Second, even under JAMS Rules, there is not adequate discovery in a FEHA case. JAMS Rule 17 provides for informal exchange of documents and only guarantees a single deposition per side. It is up to the discretion of the arbitrator to allow more.

It is also not clear if an employee has to pay the arbitrator’s fees. The agreement provides: “If applicable law requires Company to pay the Arbitrator’s fees, then Company will pay such fees; otherwise, payment of fees shall be governed by the rules of the organization that administers the arbitration. Where the arbitration is conducted by an organization or arbitrator that does not have rules pertaining to the payment of fees, the Company shall pay the arbitrator’s fees.” [Agreement ¶6(c)]

Applicable law only requires an employer to pay the costs associated with arbitration when the employer imposes mandatory arbitration as a condition of employment. (Armendariz, 24 Cal.4th at 110.) JAMS Rule 31(c), assuming it applies, provides the same: “If an Arbitration is not based on a clause or agreement that is required as a condition of employment, the Parties are jointly and severally liable for the payment of JAMS Arbitration fees and Arbitrator compensation and expenses.” Petitioner has stressed that its arbitration agreement is not a condition of employment because of the opt-out clause. So, it is disingenuous for petitioner to suggest that the employee will not have to pay arbitration fees.

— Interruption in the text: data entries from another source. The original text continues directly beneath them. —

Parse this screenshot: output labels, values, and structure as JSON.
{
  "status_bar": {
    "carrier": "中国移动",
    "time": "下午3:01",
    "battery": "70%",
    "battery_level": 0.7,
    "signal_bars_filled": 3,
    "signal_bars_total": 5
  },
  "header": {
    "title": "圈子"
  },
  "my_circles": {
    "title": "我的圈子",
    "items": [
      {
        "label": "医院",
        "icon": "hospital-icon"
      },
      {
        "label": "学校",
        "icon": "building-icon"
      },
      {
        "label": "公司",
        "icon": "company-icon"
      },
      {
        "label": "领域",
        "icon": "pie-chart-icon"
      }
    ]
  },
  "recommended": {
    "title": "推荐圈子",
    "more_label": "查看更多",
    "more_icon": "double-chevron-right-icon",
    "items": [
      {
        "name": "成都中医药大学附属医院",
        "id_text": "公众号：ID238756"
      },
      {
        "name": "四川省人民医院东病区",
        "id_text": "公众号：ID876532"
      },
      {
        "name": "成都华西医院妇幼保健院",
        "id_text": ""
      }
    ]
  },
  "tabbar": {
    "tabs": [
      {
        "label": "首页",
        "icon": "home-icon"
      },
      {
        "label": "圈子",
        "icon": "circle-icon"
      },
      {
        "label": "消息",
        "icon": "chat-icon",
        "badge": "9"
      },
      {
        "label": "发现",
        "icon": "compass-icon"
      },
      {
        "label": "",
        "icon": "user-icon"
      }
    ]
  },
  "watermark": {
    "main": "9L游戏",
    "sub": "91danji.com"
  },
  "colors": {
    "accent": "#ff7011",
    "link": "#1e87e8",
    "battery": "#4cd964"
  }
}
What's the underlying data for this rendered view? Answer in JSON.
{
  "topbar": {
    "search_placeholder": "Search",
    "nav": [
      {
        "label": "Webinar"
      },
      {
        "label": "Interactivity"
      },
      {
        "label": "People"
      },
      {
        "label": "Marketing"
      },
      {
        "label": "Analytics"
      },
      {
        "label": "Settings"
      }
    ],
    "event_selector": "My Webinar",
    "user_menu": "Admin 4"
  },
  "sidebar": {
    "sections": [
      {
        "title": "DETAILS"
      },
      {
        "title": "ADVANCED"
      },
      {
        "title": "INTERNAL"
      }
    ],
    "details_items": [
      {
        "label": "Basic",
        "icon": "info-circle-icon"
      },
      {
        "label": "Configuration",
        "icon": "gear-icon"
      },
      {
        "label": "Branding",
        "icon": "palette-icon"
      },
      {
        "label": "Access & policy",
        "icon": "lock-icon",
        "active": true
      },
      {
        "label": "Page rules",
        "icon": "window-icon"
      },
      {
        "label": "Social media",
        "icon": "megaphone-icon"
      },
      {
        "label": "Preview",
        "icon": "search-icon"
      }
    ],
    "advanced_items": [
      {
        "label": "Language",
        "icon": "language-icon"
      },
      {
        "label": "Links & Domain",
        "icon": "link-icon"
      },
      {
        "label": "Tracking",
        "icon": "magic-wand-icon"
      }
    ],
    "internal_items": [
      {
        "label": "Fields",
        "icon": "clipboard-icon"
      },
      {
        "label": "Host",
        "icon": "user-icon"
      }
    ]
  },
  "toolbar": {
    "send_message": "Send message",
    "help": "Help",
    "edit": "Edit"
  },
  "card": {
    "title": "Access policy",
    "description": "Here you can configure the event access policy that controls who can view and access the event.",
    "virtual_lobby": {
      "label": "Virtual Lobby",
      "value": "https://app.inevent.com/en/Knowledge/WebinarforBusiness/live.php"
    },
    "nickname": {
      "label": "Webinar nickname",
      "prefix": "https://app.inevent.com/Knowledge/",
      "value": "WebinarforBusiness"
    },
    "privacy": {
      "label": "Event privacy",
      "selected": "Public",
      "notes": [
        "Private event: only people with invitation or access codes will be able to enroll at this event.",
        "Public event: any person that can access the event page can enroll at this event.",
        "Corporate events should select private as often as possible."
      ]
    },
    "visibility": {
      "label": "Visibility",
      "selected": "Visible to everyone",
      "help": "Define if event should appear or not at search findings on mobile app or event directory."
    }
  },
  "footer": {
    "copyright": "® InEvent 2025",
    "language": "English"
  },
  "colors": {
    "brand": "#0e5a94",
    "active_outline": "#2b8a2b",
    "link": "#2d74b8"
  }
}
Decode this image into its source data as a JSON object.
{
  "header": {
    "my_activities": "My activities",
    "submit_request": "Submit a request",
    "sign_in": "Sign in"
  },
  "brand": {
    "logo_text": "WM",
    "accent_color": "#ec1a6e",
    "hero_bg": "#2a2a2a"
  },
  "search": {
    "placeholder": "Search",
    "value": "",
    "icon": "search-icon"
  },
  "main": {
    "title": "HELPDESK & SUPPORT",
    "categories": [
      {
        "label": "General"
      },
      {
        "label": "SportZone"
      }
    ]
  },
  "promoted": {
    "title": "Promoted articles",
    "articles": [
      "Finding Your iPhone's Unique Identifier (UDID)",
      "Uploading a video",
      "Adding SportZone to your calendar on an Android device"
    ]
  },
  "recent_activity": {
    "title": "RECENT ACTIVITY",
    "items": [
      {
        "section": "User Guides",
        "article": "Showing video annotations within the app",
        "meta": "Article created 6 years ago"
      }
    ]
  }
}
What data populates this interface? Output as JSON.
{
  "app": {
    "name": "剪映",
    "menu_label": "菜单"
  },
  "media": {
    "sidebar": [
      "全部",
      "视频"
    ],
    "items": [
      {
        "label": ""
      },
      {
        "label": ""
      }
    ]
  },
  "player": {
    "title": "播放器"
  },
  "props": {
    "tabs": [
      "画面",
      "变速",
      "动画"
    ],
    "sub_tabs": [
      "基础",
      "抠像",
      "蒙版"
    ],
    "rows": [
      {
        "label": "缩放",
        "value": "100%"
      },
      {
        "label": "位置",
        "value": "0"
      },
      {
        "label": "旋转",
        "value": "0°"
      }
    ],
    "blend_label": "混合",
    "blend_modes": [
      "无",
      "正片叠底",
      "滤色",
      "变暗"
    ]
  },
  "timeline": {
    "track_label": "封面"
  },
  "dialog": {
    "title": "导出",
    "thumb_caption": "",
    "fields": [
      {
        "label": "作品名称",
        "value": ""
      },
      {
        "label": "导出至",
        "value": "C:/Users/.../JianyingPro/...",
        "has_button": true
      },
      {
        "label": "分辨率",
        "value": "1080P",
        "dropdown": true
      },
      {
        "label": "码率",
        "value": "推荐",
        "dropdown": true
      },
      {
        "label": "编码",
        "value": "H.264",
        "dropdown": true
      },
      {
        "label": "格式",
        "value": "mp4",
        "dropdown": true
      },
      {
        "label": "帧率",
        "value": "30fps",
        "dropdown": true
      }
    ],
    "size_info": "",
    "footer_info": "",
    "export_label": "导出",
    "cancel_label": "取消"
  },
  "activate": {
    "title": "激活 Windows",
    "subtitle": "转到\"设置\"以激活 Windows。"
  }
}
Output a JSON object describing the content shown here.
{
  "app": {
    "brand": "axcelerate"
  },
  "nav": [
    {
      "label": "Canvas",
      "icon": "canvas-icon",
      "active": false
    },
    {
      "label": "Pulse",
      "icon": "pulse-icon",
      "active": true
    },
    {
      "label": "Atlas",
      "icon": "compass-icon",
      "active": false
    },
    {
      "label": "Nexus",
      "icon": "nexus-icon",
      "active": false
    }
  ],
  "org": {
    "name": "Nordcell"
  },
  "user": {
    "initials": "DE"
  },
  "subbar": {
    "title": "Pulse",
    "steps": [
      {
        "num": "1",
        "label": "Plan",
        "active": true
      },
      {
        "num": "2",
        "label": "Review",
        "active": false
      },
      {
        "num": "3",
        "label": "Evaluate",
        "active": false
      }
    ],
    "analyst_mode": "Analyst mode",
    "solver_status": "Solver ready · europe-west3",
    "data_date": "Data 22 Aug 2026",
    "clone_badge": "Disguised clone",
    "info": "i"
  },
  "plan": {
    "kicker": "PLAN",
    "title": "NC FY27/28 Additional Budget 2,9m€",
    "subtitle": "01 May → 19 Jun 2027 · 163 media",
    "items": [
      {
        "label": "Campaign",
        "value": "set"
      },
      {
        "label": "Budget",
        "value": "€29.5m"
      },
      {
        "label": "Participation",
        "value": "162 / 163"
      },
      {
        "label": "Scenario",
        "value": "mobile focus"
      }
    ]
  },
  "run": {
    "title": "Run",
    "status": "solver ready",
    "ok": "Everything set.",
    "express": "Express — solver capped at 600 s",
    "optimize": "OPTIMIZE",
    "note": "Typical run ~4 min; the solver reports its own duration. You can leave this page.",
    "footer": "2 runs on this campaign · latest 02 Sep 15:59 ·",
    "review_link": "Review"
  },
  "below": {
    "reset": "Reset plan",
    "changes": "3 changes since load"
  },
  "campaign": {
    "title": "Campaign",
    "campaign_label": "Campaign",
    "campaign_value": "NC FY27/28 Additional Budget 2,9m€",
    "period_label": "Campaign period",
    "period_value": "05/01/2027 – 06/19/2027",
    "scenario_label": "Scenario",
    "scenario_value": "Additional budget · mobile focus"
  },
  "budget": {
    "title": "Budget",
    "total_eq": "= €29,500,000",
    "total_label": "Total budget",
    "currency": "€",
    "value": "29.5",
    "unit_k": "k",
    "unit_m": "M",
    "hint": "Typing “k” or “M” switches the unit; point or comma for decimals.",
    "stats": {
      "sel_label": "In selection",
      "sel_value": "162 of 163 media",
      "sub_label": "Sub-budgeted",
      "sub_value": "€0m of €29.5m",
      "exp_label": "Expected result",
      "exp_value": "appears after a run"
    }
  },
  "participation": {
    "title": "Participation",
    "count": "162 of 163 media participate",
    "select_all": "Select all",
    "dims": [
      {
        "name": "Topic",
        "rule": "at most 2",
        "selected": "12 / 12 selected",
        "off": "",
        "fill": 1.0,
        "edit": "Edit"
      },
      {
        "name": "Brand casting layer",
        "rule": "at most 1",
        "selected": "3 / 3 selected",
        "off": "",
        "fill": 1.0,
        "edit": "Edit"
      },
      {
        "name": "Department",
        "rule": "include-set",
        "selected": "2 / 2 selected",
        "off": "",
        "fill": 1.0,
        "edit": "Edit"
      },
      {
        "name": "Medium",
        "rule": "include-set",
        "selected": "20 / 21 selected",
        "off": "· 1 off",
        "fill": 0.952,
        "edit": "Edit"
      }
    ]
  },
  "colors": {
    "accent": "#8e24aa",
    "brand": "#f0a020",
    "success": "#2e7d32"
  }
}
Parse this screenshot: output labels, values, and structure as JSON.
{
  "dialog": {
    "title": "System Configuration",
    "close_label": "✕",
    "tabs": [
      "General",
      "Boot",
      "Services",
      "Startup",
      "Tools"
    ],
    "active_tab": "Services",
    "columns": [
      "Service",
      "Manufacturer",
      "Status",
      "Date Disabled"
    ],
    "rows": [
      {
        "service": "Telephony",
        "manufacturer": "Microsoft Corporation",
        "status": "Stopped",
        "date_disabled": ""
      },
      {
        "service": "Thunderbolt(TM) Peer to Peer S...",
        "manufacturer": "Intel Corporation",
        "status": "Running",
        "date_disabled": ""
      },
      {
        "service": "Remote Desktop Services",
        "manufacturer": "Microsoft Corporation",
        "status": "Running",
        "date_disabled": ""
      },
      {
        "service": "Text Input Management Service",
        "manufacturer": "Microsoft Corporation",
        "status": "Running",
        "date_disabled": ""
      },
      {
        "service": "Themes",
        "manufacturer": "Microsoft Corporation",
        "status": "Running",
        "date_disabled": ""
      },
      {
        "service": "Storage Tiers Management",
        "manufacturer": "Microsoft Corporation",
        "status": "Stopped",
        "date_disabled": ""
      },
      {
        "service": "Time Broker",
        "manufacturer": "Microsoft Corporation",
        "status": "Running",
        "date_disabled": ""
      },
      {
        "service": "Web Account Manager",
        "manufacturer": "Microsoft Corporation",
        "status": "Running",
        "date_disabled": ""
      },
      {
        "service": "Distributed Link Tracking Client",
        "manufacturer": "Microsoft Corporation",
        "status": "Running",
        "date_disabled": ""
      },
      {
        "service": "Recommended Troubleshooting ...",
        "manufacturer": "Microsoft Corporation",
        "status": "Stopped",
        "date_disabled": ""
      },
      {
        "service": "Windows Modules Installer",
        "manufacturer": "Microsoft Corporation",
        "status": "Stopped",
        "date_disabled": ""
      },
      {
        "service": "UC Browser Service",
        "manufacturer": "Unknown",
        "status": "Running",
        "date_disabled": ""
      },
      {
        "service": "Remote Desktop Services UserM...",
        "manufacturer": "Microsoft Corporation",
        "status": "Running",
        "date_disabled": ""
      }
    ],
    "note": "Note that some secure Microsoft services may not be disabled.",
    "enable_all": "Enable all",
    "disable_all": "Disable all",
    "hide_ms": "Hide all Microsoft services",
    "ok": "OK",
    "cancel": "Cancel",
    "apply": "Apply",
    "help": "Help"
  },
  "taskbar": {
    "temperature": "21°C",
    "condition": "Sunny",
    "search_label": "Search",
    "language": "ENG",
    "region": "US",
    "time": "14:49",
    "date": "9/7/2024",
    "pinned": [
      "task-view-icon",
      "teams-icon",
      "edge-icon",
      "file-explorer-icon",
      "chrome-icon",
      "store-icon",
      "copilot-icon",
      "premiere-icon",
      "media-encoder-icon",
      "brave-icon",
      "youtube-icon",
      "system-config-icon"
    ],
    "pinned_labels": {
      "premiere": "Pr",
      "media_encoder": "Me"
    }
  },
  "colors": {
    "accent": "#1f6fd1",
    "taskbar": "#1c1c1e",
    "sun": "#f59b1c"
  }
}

c. Conclusion: There is substantial evidence of procedural unconscionability in the manner in which petitioners imposed the arbitration agreement on plaintiff. There is also evidence of substantive unconscionability. The court concludes the parties did not enter into a valid and enforceable arbitration agreement.

5. Order: The court denies the petition of defendants Kmart Corporation and Sears Holdings Management Corporation to compel arbitration and stay action.